Interestingly, increased migration was found to be independent of expression levels of proteases involved in collagen or matrigel degradation. Cell surface levels of MMP-14 (determined by flow cytometry) and MMP-2 and MMP-9 activity (determined by zymography) were not affected by the p300 disruption (data not shown). Previous studies have shown that MMP-7 and MMP-14 can be upregulated as a consequence of the movement of β-catenin to the nucleus and the increase in the Tcf4-β-catenin transcription factor complex. Previous studies have shown that factors other than β-catenin can also affect the MMP-7 and MMP-14 promoter activity and the nature of such effectors in this system remain to be elucidated (Crawford et al, 2001; Takahashi et al, 2002). Other targets of this gene complex include CD44, which was also shown to be downregulated in the microarray analysis of p300 cells. We also noted that MMP-15 was significantly downregulated in p300 cells. Wound healing experiments did not show increased motility of the p300 cells on a plastic culture dish (data not shown). These data indicate that the migration in a chemotactic gradient is supported by the degradation of the ECM coat. However, since protease levels are largely unaffected by the p300 ablation, the increased migration of the p300 cells is most likely due to decreased cell–cell interactions and cell–matrix adhesion. The disruption of cell–cell junctions may allow single p300 cells to migrate more readily through the 8 μm pores of the membrane compared to the clusters of the HCT116 WT cells, as many colon cancer cell lines migrate as cohorts rather than single cells.

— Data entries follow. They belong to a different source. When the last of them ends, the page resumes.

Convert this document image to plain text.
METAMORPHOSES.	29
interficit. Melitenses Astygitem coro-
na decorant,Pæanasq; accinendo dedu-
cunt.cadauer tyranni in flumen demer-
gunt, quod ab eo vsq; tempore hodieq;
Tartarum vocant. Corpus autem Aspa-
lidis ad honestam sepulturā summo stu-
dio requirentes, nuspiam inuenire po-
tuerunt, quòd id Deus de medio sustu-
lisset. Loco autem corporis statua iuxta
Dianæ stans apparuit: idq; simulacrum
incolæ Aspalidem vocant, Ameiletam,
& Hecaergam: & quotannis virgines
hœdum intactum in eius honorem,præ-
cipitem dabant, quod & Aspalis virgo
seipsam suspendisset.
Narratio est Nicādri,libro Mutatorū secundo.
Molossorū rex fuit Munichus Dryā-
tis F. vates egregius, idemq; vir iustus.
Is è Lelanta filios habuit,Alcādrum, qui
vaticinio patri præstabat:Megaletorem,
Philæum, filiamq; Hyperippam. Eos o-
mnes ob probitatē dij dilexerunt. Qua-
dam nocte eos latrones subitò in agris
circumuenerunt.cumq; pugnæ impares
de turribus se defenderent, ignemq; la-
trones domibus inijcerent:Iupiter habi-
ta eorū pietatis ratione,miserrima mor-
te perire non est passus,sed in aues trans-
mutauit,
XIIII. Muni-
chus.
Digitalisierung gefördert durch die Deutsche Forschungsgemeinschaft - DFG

The data presented here proposes a novel mechanism through which p300 could function as a tumour suppressor: p300 disruption promotes EMT and an aggressive cancer phenotype. It has been suggested that histone deacetylase (HDAC) inhibitors, which are currently being tested in clinical trials for cancer therapy, function to selectively promote the expression of tumour-suppressor genes. We propose an additional anticancer mechanism, where HDAC inhibitors could promote p300 histone acetylase activity, hence inhibiting EMT and increased invasiveness seen in cancer cells.